Pretty soon, we will know for sure whether Newcastle United’s dysfunctional new management structure is fundamentally flawed.
The issues bubbling away all summer – Joe Kinnear’s unsuitability for the complex role handed to him over the summer, the apparent lack of transfer funds – will finally boil over now that interest in prize asset Yohan Cabaye has been firmed up.
With Arsenal pulling the trigger and firing the first shots in the bidding war for Newcastle’s prize asset, Kinnear will find no hiding place.
That is the top and bottom of yesterday’s depressingly predictable development.
Because if Cabaye goes and United are either unwilling or unable to bring in a replacement, it poses the biggest question mark yet after Kinnear’s questionable appointment.

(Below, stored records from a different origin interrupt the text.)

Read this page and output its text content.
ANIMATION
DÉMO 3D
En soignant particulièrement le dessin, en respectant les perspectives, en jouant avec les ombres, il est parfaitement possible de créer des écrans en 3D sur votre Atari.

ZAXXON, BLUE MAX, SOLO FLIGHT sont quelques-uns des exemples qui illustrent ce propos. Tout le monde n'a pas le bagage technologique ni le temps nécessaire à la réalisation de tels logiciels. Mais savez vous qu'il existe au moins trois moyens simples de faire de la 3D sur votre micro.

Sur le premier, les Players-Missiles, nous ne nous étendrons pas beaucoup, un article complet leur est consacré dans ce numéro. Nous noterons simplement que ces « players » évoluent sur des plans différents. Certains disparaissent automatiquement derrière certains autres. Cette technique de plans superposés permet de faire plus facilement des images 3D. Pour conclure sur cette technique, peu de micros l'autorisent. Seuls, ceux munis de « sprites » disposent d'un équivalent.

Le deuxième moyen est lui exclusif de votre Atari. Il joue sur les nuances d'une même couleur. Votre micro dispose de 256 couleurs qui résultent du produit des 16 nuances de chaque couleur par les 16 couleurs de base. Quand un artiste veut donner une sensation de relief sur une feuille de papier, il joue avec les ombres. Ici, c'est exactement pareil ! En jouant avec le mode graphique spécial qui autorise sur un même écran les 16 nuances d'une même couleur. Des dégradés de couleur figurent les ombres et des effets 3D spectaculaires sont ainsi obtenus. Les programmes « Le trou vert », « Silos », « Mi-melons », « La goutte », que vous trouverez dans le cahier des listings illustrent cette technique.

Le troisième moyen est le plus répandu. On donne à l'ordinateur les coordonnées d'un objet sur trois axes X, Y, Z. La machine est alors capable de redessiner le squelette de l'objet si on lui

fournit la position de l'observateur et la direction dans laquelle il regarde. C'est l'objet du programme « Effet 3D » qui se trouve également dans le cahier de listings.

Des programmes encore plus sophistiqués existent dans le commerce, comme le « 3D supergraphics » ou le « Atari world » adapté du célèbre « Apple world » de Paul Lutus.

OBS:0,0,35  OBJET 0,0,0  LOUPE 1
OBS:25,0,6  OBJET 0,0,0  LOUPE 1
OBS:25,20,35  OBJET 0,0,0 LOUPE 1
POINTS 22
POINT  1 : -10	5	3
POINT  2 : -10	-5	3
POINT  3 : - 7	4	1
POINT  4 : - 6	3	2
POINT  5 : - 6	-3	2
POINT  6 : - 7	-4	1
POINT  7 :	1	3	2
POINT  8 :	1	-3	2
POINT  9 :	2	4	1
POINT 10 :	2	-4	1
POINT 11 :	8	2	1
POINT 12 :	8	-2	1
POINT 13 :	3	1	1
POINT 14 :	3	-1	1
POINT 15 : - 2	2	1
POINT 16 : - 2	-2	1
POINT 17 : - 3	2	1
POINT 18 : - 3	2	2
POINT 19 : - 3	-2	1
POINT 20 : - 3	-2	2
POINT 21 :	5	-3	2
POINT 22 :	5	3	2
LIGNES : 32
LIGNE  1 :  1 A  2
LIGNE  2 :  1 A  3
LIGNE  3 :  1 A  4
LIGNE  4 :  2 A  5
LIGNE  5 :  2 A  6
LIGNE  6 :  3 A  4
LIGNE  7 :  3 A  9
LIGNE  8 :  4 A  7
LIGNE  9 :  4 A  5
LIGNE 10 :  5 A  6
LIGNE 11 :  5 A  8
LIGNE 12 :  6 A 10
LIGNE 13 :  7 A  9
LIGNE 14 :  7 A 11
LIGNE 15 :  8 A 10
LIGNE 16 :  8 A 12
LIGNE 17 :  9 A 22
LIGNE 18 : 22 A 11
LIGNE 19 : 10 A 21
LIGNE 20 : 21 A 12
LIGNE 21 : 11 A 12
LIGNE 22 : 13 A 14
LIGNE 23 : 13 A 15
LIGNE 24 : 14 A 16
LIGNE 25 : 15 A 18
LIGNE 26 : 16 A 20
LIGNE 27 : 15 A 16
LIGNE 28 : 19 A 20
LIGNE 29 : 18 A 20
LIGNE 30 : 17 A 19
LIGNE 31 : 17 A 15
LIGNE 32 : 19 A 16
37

Newcastle have known all summer that they were on shaky ground when it came to Cabaye. The club were very aware of the player’s desire to play Champions League football in the run-up to the World Cup, and while no explicit conversation took place between manager and midfielder, an understanding was reached early on in the summer.
That pact was basically that Cabaye had to maintain a professional attitude, get on with his work and represent Newcastle as best he could – and in return Newcastle would consider offers for the right price.
Basically, the same deal for every player in the Magpies squad in the Mike Ashley era. The inconsistency last night was that Arsenal’s price patently wasn’t right. Newcastle value him closer to the £20million mark, and until Arsenal come closer to United’s valuation there will be no deal.
But Cabaye was left out anyway, with Pardew clearly of the opinion that the player’s head wouldn’t be in the right place to play. For that, the player must take a lion’s share of the blame – especially as his agent was spinning furiously to journalists in France throughout the day.
Newcastle’s reaction was predictably furious – and with justification. The timing of Arsenal’s bid was very poor, and Arsene Wenger’s desperation to broker a deal has seen him forget that famous Gunners class that the club like to ram down our throats.
United find themselves boxed into a corner, but unlike coming up with a coherent strategy for his football club, dealing with bids for Newcastle’s existing players is something Mike Ashley is actually quite good at. They won’t sell unless Arsenal come closer to United’s valuation.
As for everything else, there is less certainty. Newcastle’s summer has been pitiful; Ashley’s calls have been terrible and the club don’t appear to have any discernible direction anymore. The fact that Kinnear is now the most powerful person at St James’ Park barring Ashley himself is risible – and the director of football’s inability to secure the recruits the club patently needs is desperate.
We are now staring down the barrel at a summer where Newcastle – who stayed up by the skin of their teeth last season – might actually end this transfer window significantly weaker than they were when it started. That is breathtaking.
If Cabaye goes, United will have funds but they will need a creative midfielder and a striker – the two most difficult positions on the field to bring in players.
Nothing we have seen so far suggests Kinnear – at least if he is unaided by the many good people at the club who whose influence was diluted by his appointment – will find it easy.
Kinnear and Ashley have created this mess. They have 14 days to rectify it.